In retrospect...

I have concluded what was for me, a unique experience. I participated in a clinical trial testing the efficacy of pagoclone for the treatment of persistent developmental stuttering in adults. My participation in the study came about largely by chance. Several years ago, I believe it was the fall of 2005, I had learned that a study was being conducted, and I even went so far as to speak to a representative about participating in the study. I decided not to participate at that time, largely because the closest trial site was in Atlanta, a five hour drive away.

I had forgotten about my previous contact when I was contacted about participating a later phase of the study. The earlier phase had suggested promising results, and the next phase was being opened to a larger sample to test the earlier results. I initially agreed to participate in the study in Atlanta, despite the distance. I went so far as to drive to Atlanta for a pre-study screening (to determine that I met the criteria for the study). Two days after the screening in Atlanta, I was contacted by a research firm in Raleigh about participating in the same study there. Since Raleigh was only two and a half hours away, I dis-enrolled in the Atlanta study and enrolled in the Raleigh study.

The initial 32-week phase was conducted as a double-blind placebo controlled study. Participants were divided into three groups. One group would receive .30mg twice a day, another would get .60mg twice a day, and one group would get a placebo. In addition, half of the first and second groups would get a placebo for 12 of the 32 weeks, while half of the placebo group would get .075mg twice a day. Neither the participants nor the investigators were aware of which group individuals belonged to. The efficacy was measured by videoing participants reading from a prepared script and talking to an investigator during office visits. The videos were scored to determine changes in the fluency level of participants. The second phase of the study was a 48-week open label trial.

Although I was never informed, and I have no reason to believe the investigator with whom I worked was ever aware, I judged by the results during the study that during the initial phase of the study that I was definitely getting at least a modest dosage of the drug. I saw a steady and noticeable improvement in my fluency over the first eight weeks of the initial phase and maintained that fluency level until after the second study visit, during the last 12 weeks of the initial phase, my fluency level decreased to baseline. The initial improvement did not result in a complete cessation of stuttering, but reduced the stuttering by more than 90% based on my estimates.

During the second phase of the study, I was receiving .60mg twice a day and the results were consistent with what I had seen in the first part of the initial phase. I was disappointed to learn the study was being suspended and the drug withdrawn at the end of the second phase. I was initially told I would continue to receive the drug until it was released on the market or drug was withdrawn. The results I experienced, while not "a cure," were the closest I have ever been to fluent in my 55 years. That I will miss. A lot.

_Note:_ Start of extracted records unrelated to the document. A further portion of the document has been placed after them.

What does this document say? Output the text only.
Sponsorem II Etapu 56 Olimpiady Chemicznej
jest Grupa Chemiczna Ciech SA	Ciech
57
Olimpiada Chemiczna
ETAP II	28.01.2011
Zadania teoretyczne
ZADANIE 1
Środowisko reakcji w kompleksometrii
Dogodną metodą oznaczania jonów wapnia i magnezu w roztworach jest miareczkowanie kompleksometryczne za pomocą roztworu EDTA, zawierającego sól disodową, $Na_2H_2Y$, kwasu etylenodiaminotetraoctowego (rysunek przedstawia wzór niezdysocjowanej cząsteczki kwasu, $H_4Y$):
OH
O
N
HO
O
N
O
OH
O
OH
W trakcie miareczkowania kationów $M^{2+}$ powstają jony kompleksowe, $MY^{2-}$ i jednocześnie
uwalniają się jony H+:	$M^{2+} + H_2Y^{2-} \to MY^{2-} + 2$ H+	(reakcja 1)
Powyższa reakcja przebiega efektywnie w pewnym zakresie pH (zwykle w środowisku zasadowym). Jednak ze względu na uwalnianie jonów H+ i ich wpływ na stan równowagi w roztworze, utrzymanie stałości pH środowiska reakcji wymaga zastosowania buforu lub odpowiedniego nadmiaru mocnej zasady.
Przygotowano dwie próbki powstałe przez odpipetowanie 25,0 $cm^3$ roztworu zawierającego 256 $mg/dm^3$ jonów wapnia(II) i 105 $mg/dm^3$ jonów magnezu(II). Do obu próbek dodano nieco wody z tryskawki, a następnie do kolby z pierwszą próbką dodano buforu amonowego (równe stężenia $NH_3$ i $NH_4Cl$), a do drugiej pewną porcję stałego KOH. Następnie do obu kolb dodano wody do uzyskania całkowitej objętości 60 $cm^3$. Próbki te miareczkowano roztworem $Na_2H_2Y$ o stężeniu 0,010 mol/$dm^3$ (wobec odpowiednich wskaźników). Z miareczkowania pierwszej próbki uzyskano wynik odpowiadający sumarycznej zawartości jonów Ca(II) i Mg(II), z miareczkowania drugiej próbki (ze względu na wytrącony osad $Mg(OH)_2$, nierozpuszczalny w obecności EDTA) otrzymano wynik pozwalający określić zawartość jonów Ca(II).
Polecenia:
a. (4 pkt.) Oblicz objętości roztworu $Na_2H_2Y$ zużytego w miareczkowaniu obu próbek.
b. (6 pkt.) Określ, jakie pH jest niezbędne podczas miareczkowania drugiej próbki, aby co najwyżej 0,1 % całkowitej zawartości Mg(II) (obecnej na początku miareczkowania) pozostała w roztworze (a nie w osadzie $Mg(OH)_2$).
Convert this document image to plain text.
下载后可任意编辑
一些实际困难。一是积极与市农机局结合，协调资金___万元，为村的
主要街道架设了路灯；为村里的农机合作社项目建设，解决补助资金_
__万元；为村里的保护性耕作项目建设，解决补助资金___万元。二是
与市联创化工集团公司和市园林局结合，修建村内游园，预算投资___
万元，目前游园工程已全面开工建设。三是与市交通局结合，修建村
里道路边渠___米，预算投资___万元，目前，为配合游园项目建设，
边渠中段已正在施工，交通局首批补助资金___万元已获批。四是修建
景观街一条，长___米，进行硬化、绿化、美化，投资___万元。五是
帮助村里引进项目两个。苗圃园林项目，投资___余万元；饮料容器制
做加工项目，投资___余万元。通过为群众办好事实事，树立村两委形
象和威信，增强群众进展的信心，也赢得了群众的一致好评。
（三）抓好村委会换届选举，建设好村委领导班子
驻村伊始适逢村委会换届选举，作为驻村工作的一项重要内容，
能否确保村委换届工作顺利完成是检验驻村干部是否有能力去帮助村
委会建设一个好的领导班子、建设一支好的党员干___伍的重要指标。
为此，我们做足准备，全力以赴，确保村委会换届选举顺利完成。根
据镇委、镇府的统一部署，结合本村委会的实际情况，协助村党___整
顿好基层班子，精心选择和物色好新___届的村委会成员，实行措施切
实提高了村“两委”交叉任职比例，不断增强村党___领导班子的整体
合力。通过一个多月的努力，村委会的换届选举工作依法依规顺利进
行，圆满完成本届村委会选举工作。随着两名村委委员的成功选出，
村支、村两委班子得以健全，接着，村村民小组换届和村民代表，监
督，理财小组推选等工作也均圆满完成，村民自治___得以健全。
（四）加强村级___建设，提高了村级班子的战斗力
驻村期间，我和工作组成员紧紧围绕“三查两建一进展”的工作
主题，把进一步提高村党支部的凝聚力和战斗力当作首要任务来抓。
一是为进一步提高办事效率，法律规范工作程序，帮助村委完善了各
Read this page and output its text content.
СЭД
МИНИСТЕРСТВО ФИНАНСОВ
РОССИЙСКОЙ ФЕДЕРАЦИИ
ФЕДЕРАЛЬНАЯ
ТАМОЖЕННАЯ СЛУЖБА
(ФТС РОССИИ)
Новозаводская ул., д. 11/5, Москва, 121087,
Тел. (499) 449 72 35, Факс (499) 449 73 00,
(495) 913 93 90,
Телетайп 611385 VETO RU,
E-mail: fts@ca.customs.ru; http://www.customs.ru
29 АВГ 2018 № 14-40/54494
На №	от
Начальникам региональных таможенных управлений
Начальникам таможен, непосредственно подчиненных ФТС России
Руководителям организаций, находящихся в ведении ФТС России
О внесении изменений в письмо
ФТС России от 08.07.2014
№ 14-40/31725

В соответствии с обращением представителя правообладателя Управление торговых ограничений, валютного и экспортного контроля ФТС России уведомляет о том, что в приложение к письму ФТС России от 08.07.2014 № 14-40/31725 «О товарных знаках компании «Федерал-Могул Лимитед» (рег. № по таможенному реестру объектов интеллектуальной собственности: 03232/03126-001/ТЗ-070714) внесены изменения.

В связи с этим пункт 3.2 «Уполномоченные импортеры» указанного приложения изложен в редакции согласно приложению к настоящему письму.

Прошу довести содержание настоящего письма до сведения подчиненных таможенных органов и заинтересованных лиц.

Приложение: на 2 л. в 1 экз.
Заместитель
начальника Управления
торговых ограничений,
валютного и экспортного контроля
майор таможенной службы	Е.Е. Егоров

Among the things I gained from the study was an understanding of the degree of anxiety present in my normal functioning level. Pagoclone was initially developed as an anxiolytic agent, and it was during the anti-anxiety clinical trials that its effect on stuttering was first noted. I suppose I have always known that I was a very anxious person, but since that condition was normal for me, I had no real concept of what it was to be relaxed. I knew my stuttering was worse when I was more anxious, but I stutter when I am "calm," so there was no reason for me to note a "cause and effect" relationship.

I was informed the drug was being withdrawn on my next to last study visit. I started doing some research, but nothing suggested an alternative anxiolytic that may affect stuttering. Prior to the study, I had taken several different herbs on a regular basis. I took St. John's Wort, which I had found to be effective in lifting the mild depression that had been my regular companion. I had used several other herbs, all of which I suspended for the study, but had found nothing which had produced the benefits from the study. One thing I uncovered during my independent research was something noting the classification of Valerian as a anxiolytic. I had used Valerian as an occasional sleep aid and still had some on hand. I decided to try substituting a twice daily dose of Valerian for the pagoclone at the conclusion of the study.

The study has been over for five weeks now, and I have been taking two Valerian capsules twice a day for that time (as I sleep aid, I was taking three capsules thirty minutes prior to bedtime). I can report that so far my fluency is better than it was before the study, but I have not had a real test to be able to measure how nearly the Valerian results approximate the results of the pagoclone. I have ordered another herb that I plan to add to my regimen, as I have some reason to suspect it may improve the Valerian results. I'll report more on my pagoclone replacement experiment after I have the opportunity to gather some more data.